Eigentlich studiert die Sängerin Lea Sonderschulpädagogik. Sie besitzt also ein Herz für die Randgruppen der Gesellschaft. Und diese gibt es inzwischen so oft, dass unsere Gesellschaft fast nur noch aus Randgruppen mit Ausnahme-Talenten besteht. Da ist man als Musiker schon die Ausnahme, wenn man „normal" ist. „Normal": das meistgehasste Wort in sämtlichen Künstlersparten …
Wenn man sich allerdings ihr aktuelles Album „Zwischen meinen Zeilen" anhört, dann artet die Empathie in Leas Leben zuweilen in ein Helfersyndrom mit akuten Stresssyndromen aus: ein Egozentriker als Freund, der grundsätzlich nur Partys kennt (wobei sich die Frage stellt, ob Sängerinnen keine Partys feiern) sowie ein gelegentlich irrationales Heimweh nach einer etwas Ungewöhnlichem – Familie oder dem Freund im Alkoholrausch („Ich hab Heimweh nach Bier").
Und siehe da, schon stilisiert sich Lea mittels ihrer neuen CD, die irgendwo im Bereich des Kaugummi-Pop vor sich hinplätschert, selbst zu einem Mitglied der gesellschaftlichen Randgruppe. Klar, dass der Vorzeige-Sympath Wincent Weiss dann auch einen Gastauftritt auf dem Album haben muss. Und trotzdem oder gerade deswegen haben ihre Songs großes Mitsing-Ohrwurm-Potenzial. Dies könnte an der kalten Jahreszeit liegen – oder einfach nur daran, dass die Musik gut ist. Man weiß es nicht. Aber Titel wie „Leiser" oder „Immer wenn wir (… uns sehen)" sind gelungene Titel, die die Dreivierteldepression einer jungen Erwachsenen beschreiben. Dies spricht die heutige Jugend, die mit dem Erwachsenwerden zu kämpfen hat, offensichtlich an. Nicht umsonst läuft Leas Musik ständig im Radio.

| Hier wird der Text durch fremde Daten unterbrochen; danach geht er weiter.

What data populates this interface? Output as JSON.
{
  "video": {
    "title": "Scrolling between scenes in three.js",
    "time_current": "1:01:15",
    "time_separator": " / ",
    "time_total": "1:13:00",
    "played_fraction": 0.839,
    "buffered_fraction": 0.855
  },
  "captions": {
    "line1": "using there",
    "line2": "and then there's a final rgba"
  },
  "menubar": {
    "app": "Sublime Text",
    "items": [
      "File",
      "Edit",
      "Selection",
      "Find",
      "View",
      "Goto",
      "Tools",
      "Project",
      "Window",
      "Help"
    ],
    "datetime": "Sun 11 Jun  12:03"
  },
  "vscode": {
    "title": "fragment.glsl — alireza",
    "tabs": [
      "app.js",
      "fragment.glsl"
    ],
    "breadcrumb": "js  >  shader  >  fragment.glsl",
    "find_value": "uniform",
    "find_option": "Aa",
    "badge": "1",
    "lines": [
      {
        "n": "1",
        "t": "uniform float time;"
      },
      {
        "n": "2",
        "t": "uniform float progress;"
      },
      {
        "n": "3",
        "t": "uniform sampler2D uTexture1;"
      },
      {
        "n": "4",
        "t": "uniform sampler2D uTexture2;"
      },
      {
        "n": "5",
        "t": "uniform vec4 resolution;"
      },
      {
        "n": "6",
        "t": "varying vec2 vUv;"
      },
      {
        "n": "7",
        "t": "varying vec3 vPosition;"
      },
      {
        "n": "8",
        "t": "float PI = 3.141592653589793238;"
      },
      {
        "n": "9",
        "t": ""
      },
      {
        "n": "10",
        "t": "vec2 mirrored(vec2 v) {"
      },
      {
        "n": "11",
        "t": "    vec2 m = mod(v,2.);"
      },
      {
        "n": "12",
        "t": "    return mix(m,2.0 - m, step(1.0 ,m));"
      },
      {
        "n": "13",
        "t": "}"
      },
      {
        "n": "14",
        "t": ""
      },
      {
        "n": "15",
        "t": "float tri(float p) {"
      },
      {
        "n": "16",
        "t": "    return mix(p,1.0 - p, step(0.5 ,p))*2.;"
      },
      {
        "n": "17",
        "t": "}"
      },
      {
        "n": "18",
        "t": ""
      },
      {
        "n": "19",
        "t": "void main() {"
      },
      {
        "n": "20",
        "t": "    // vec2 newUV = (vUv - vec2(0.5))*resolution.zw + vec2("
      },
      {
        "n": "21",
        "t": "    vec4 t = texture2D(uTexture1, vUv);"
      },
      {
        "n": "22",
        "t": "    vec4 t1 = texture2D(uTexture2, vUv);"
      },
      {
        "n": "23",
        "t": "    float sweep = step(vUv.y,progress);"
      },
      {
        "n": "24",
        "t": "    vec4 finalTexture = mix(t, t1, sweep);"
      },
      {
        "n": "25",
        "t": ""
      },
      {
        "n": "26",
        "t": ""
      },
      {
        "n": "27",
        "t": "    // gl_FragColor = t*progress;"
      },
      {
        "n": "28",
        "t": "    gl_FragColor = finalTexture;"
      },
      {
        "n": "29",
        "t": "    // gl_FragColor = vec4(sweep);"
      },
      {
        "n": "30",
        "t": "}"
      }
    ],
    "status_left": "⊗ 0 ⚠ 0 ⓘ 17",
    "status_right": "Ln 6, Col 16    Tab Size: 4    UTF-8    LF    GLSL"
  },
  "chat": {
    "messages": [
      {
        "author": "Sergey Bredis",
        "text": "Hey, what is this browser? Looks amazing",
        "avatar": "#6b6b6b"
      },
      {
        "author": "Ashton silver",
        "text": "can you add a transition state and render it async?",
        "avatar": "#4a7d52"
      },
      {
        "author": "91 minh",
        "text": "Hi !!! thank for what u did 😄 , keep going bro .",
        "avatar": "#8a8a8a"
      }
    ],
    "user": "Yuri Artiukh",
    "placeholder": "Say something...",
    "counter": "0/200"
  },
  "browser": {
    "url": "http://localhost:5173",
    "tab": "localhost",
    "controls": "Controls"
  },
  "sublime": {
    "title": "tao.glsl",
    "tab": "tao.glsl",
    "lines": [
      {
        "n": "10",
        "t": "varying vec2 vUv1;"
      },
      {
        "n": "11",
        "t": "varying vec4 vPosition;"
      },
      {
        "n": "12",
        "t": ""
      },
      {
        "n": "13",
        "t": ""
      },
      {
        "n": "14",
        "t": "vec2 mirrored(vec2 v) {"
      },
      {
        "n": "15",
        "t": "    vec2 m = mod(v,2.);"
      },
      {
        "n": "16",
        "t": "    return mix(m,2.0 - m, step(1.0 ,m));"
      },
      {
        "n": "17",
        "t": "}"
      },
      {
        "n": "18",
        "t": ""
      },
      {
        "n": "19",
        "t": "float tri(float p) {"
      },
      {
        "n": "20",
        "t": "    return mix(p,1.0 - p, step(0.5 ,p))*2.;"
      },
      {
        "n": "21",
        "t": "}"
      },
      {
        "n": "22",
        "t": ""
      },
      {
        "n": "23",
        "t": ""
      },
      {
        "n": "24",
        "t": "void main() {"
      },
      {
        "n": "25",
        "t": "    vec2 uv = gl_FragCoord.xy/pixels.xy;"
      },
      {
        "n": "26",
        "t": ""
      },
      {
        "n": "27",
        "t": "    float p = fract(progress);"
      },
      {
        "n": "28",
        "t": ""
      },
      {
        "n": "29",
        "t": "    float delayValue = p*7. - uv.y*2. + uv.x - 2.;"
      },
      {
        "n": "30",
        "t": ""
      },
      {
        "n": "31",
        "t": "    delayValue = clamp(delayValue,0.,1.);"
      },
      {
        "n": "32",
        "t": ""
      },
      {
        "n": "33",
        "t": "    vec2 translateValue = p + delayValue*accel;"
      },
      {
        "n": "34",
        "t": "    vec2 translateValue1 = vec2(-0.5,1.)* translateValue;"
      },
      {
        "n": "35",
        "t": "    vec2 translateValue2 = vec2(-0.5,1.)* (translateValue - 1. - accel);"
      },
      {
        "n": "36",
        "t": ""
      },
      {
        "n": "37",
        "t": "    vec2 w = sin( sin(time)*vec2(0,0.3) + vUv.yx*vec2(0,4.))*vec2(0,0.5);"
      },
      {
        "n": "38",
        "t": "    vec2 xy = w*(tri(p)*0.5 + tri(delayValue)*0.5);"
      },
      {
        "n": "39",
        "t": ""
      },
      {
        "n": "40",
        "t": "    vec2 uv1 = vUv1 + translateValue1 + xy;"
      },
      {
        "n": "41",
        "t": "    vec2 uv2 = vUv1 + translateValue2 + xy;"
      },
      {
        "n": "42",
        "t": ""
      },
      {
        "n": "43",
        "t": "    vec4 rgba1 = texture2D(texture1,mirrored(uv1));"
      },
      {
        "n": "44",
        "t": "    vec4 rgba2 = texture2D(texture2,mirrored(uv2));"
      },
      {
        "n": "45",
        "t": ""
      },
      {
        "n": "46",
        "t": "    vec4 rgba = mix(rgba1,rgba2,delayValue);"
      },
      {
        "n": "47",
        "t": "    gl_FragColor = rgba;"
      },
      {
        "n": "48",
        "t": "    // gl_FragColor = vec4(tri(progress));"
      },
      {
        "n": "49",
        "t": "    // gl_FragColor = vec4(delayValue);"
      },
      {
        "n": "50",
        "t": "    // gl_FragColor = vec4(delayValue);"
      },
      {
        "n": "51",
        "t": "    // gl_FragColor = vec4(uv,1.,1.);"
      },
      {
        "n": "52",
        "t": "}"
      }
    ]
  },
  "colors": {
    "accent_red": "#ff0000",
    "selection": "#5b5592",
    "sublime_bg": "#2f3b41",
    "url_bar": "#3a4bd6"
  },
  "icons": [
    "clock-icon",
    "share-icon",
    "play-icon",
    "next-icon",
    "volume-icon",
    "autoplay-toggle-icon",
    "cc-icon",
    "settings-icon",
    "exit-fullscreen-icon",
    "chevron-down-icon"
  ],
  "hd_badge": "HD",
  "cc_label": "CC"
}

Musikalisch gesehen setzt Lea oftmals auf digitale Elemente. Doch zuweilen taucht in ihren minimalistisch instrumentierten Songs auch ein leises Klavier auf. Überwiegend verlässt sich die Singer-Songwriterin jedoch auf ihre fragile Stimme, die ihren Songtexten die notwendige Authentizität verleiht. Songs wie „Zu dir" wirken jedoch schon richtig verzweifelt – und man beginnt, darüber nachzudenken, ob die junge Dame sich nicht doch ein anderes privates Umfeld zulegen sollte.